On another page, we see a text box that informs us that sharks have been on earth for 29 million years.

“I doubt that,” says J.  He is naturally skeptical of all information, print or otherwise. 

“Why is that?” I ask.

“Because, we’re only in the year 2022.  That’s way less than 29 million.”

“That’s true,” says M. “I think J. is right.”

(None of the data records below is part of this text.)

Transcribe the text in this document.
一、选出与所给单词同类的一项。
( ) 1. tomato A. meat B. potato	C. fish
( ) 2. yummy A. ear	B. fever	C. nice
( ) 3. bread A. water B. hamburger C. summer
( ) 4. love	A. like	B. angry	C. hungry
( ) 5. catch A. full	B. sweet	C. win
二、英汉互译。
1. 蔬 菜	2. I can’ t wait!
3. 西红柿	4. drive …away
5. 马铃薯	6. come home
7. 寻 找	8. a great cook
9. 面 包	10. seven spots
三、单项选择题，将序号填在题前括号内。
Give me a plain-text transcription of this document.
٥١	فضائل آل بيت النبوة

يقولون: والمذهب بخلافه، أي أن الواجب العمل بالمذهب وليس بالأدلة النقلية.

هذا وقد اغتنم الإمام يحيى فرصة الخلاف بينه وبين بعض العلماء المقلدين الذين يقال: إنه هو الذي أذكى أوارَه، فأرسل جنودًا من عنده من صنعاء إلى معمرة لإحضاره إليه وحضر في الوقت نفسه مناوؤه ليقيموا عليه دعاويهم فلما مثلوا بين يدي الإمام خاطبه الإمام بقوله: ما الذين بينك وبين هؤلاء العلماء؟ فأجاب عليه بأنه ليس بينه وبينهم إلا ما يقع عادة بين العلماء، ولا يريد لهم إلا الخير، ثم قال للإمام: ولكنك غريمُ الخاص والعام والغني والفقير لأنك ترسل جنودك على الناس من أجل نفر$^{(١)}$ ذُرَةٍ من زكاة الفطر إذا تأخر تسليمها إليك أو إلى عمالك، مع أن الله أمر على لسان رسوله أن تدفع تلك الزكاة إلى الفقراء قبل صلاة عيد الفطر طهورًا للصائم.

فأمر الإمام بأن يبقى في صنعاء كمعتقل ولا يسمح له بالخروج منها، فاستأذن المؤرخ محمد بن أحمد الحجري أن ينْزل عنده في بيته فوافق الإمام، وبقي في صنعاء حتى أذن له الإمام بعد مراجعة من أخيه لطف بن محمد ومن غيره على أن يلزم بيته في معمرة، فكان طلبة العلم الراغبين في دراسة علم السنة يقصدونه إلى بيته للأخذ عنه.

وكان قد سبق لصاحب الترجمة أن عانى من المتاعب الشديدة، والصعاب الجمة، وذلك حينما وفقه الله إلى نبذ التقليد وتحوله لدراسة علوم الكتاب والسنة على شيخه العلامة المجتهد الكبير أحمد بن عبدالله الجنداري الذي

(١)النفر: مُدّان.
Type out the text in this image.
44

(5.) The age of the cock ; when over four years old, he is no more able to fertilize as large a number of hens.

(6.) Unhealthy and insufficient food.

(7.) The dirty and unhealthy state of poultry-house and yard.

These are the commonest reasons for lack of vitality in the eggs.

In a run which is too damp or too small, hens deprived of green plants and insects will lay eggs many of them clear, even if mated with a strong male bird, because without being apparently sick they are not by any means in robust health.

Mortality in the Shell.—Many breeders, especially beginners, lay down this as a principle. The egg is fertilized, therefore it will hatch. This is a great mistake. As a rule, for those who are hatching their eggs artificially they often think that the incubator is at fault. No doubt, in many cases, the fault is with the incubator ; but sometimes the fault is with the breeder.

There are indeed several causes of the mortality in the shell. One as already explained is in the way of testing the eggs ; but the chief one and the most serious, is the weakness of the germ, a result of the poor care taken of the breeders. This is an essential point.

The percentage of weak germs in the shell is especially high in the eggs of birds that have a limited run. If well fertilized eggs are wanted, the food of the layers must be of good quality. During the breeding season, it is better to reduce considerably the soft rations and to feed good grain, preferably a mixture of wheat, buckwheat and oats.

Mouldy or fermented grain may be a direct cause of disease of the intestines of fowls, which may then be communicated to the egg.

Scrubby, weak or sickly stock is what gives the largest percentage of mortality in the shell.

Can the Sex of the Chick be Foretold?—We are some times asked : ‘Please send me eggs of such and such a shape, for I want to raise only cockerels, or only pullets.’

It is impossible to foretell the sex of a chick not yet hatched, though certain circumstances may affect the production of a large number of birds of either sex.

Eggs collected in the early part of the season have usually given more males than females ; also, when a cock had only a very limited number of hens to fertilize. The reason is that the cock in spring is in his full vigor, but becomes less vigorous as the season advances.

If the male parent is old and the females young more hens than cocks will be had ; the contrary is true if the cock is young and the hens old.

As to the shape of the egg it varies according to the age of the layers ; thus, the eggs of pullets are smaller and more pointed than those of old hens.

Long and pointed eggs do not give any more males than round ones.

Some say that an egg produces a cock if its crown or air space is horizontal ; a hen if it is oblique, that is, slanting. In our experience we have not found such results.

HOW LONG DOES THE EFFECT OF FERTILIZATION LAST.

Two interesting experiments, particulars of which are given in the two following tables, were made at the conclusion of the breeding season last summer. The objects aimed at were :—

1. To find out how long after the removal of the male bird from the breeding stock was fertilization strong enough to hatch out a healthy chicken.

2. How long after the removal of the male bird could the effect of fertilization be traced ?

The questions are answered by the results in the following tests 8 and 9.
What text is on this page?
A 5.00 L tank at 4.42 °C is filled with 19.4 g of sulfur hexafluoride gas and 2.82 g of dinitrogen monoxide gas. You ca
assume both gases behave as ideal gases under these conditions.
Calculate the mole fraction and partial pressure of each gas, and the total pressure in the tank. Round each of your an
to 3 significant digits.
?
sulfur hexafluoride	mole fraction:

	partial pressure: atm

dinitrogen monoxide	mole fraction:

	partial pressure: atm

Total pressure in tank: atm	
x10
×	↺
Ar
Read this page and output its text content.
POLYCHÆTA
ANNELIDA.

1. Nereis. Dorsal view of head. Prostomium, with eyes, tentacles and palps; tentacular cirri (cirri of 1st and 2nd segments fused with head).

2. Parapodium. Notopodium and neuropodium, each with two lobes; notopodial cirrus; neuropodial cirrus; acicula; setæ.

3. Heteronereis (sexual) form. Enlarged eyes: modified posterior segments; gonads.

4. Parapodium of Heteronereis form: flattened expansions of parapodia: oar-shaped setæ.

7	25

I try to explain that creatures have inhabited the earth for much longer than the years on our current calendar.  That’s just a calendar that humans created, but it’s not the beginning of the earth.  I can see that J. is doing some thinking.  I sense that we are about to get into a discussion of how the world was created.  We have about ten minutes left in the day.  I am doubting we can discuss religion, dinosaurs, calendars, creation, and the big bang theory and still have time to settle the important shark vs. shark debate.  I steer the ship back to sea.

In the final pages of the section, the authors describe a theoretical battle in which the gentler hammerhead tries to avoid a confrontation, only to be bumped, badgered and bitten by the bull.  Team Bull is cheering wildly, sensing blood in the water. I stop before any graphic mayhem and ask the readers to write their conclusion, basing it on evidence. 

J.’s initial sentence is brief.  “I was right! The hammerhead would lose because it’s ugly.”  I beg him to dive a bit deeper.  Reluctantly he adds, “And because the bull is aggressive and the hammerhead is heavier and slower.”   I dismiss the group, most of whom are feeling superior to the substitute teacher.

As they say in the blurbs, “Read to find out if J. is right.”